At Recode’s 2019 Code Commerce conference this week in Manhattan, Raider -- who also co-founded Warby Parker -- explained the rationale behind the Edgewell move and what the company needs to do to better connect its brands with consumers.

“We always thought of Harry’s as a brand that should do all of men’s personal care,” said Raider. “Today we have razors, face products and gel, hair products, body products. In the deal with Edgewell, what’s exciting for us is we actually get to take over responsibility for their brands in the U.S.”

While Edgewell’s brands don’t lack consumer awareness, Raider believes they haven’t done enough to convey product quality. “Our opportunity is to think about how to reposition those brands to consumers, create great products that they want, which is very much sort of the same mission that we had before. Having a portfolio of brands that we can oversee that can have tons of impact on peoples’ lives is what we were after, and this accelerates us getting there.”

Raider said he and Katz-Mayfield will apply lessons they’ve learned from competing with brands like Schick to help jump-start innovation at Edgewell.

“We would sit there sometimes and say, ‘well if I had Schick I would do this, I think it would work.’ And now we’ll get to go try it. And I think that’s where direct-to-consumer is so helpful, because you can put things out in the world very quickly and get signals on how people are feeling.”

Asked how he knows he and Katz-Mayfield will have the autonomy they need to make big changes at Edgewell, Raider said the two spent “days and days and days” with Edgewell senior management before agreeing to move ahead with the acquisition.

So why would Harry’s give up its independence to join forces with legacy CPG brands?

“They have exceptional product technology --  if not the best product technology  in the world,” he said of Edgewell’s. “Harry’s was on a journey to try to make the best products we possibly could, but it’s a long, expensive and complicated journey.”

Another of Edgewell’s attractions was its 40-country footprint, which will be a major expansion of Harry’s presence in the United States and Canada, according to Raider.

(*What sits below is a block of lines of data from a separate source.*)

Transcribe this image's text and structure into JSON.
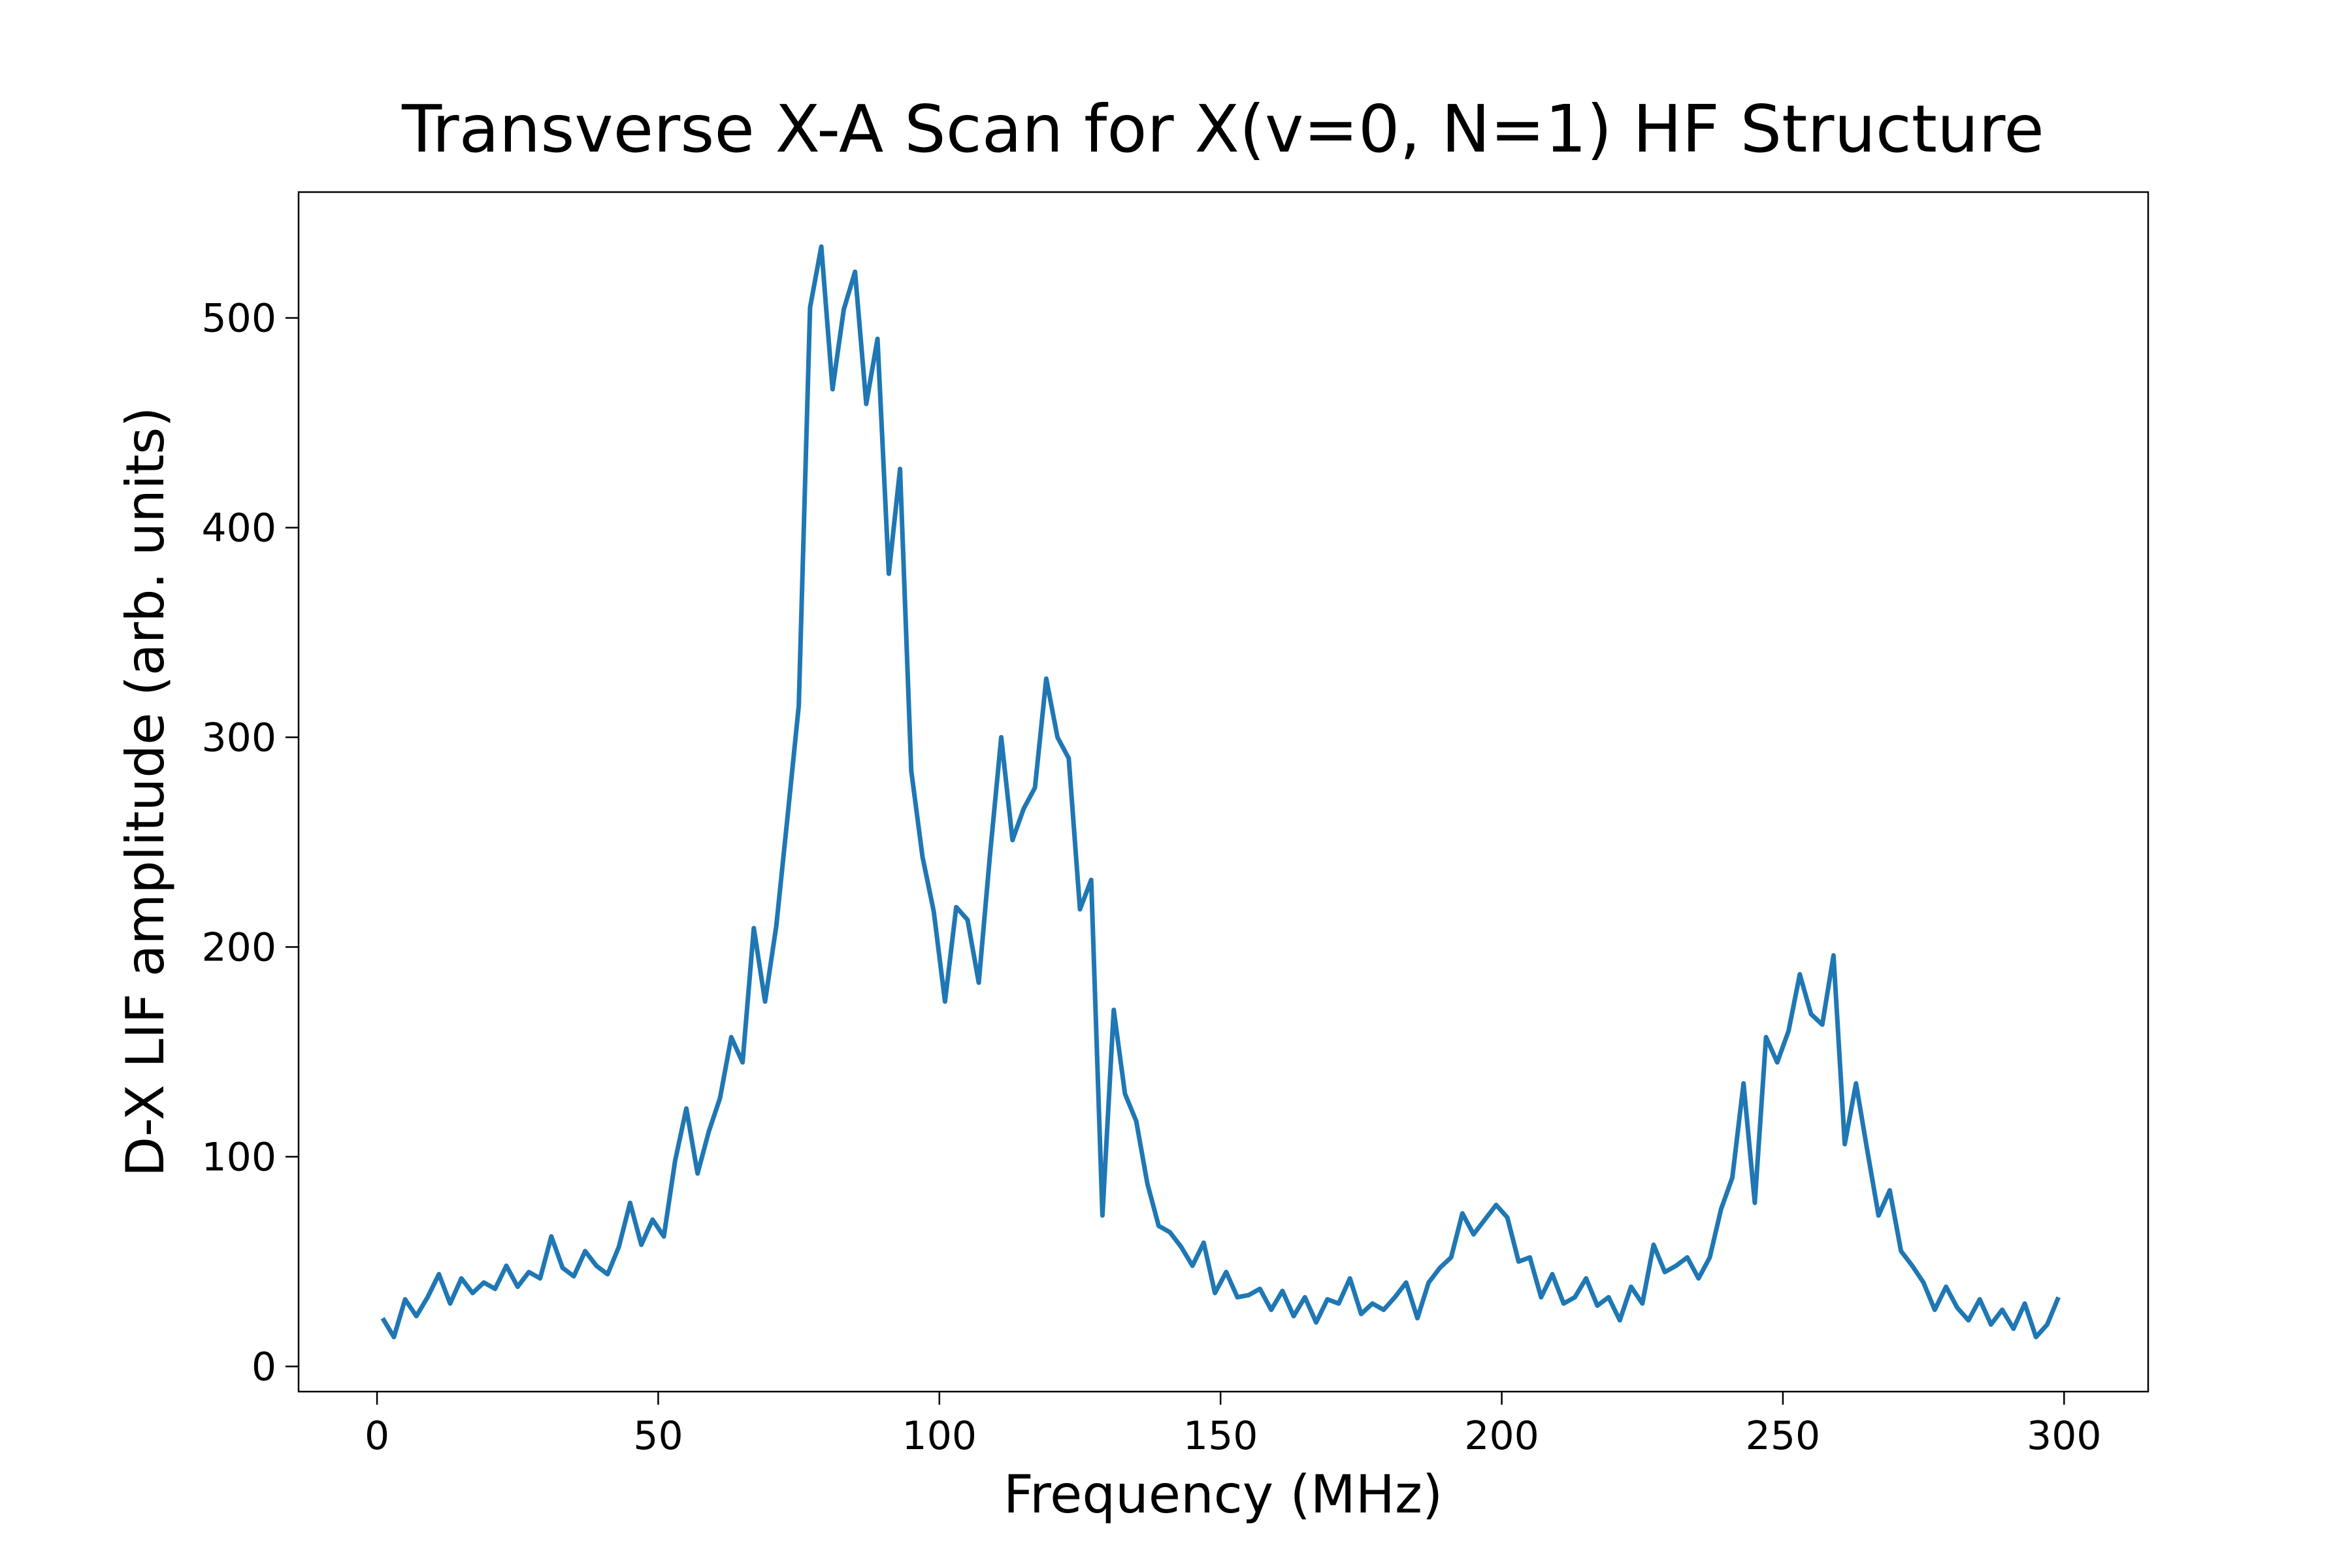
{
  "chart_data": {
    "type": "line",
    "title": "Transverse X-A Scan for X(v=0, N=1) HF Structure",
    "x_label": "Frequency (MHz)",
    "y_label": "D-X LIF amplitude (arb. units)",
    "x": [
      1,
      3,
      5,
      7,
      9,
      11,
      13,
      15,
      17,
      19,
      21,
      23,
      25,
      27,
      29,
      31,
      33,
      35,
      37,
      39,
      41,
      43,
      45,
      47,
      49,
      51,
      53,
      55,
      57,
      59,
      61,
      63,
      65,
      67,
      69,
      71,
      73,
      75,
      77,
      79,
      81,
      83,
      85,
      87,
      89,
      91,
      93,
      95,
      97,
      99,
      101,
      103,
      105,
      107,
      109,
      111,
      113,
      115,
      117,
      119,
      121,
      123,
      125,
      127,
      129,
      131,
      133,
      135,
      137,
      139,
      141,
      143,
      145,
      147,
      149,
      151,
      153,
      155,
      157,
      159,
      161,
      163,
      165,
      167,
      169,
      171,
      173,
      175,
      177,
      179,
      181,
      183,
      185,
      187,
      189,
      191,
      193,
      195,
      197,
      199,
      201,
      203,
      205,
      207,
      209,
      211,
      213,
      215,
      217,
      219,
      221,
      223,
      225,
      227,
      229,
      231,
      233,
      235,
      237,
      239,
      241,
      243,
      245,
      247,
      249,
      251,
      253,
      255,
      257,
      259,
      261,
      263,
      265,
      267,
      269,
      271,
      273,
      275,
      277,
      279,
      281,
      283,
      285,
      287,
      289,
      291,
      293,
      295,
      297,
      299
    ],
    "series": [
      {
        "name": "D-X LIF",
        "color": "#1f77b4",
        "values": [
          23,
          14,
          32,
          24,
          33,
          44,
          30,
          42,
          35,
          40,
          37,
          48,
          38,
          45,
          42,
          62,
          47,
          43,
          55,
          48,
          44,
          57,
          78,
          58,
          70,
          62,
          98,
          123,
          92,
          112,
          128,
          157,
          145,
          209,
          174,
          210,
          262,
          315,
          505,
          534,
          466,
          504,
          522,
          459,
          490,
          378,
          428,
          284,
          243,
          217,
          174,
          219,
          213,
          183,
          244,
          300,
          251,
          266,
          276,
          328,
          300,
          290,
          218,
          232,
          72,
          170,
          130,
          117,
          87,
          67,
          64,
          57,
          48,
          59,
          35,
          45,
          33,
          34,
          37,
          27,
          36,
          24,
          33,
          21,
          32,
          30,
          42,
          25,
          30,
          27,
          33,
          40,
          23,
          40,
          47,
          52,
          73,
          63,
          70,
          77,
          71,
          50,
          52,
          33,
          44,
          30,
          33,
          42,
          29,
          33,
          22,
          38,
          30,
          58,
          45,
          48,
          52,
          42,
          52,
          75,
          90,
          135,
          78,
          157,
          145,
          160,
          187,
          168,
          163,
          196,
          106,
          135,
          103,
          72,
          84,
          55,
          48,
          40,
          27,
          38,
          28,
          22,
          32,
          20,
          27,
          18,
          30,
          14,
          20,
          33
        ]
      }
    ],
    "xlim": [
      -13.95,
      314.95
    ],
    "ylim": [
      -12,
      560
    ],
    "xticks": [
      0,
      50,
      100,
      150,
      200,
      250,
      300
    ],
    "yticks": [
      0,
      100,
      200,
      300,
      400,
      500
    ]
  }
}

Right now, Harry’s doesn’t sell its products on Amazon, but Raider didn’t rule out the possibility.  “I think we’ve always taken an approach of trying to be pretty thoughtful and methodical about where we go, in ways where we feel like we’ll have great partners who will uphold the brand and where lots of our customers want us to be,” he said. “We’ll continue to evaluate how and where to expand the presence of the brand, and Amazon certainly might be one of the [retailers] we would consider.”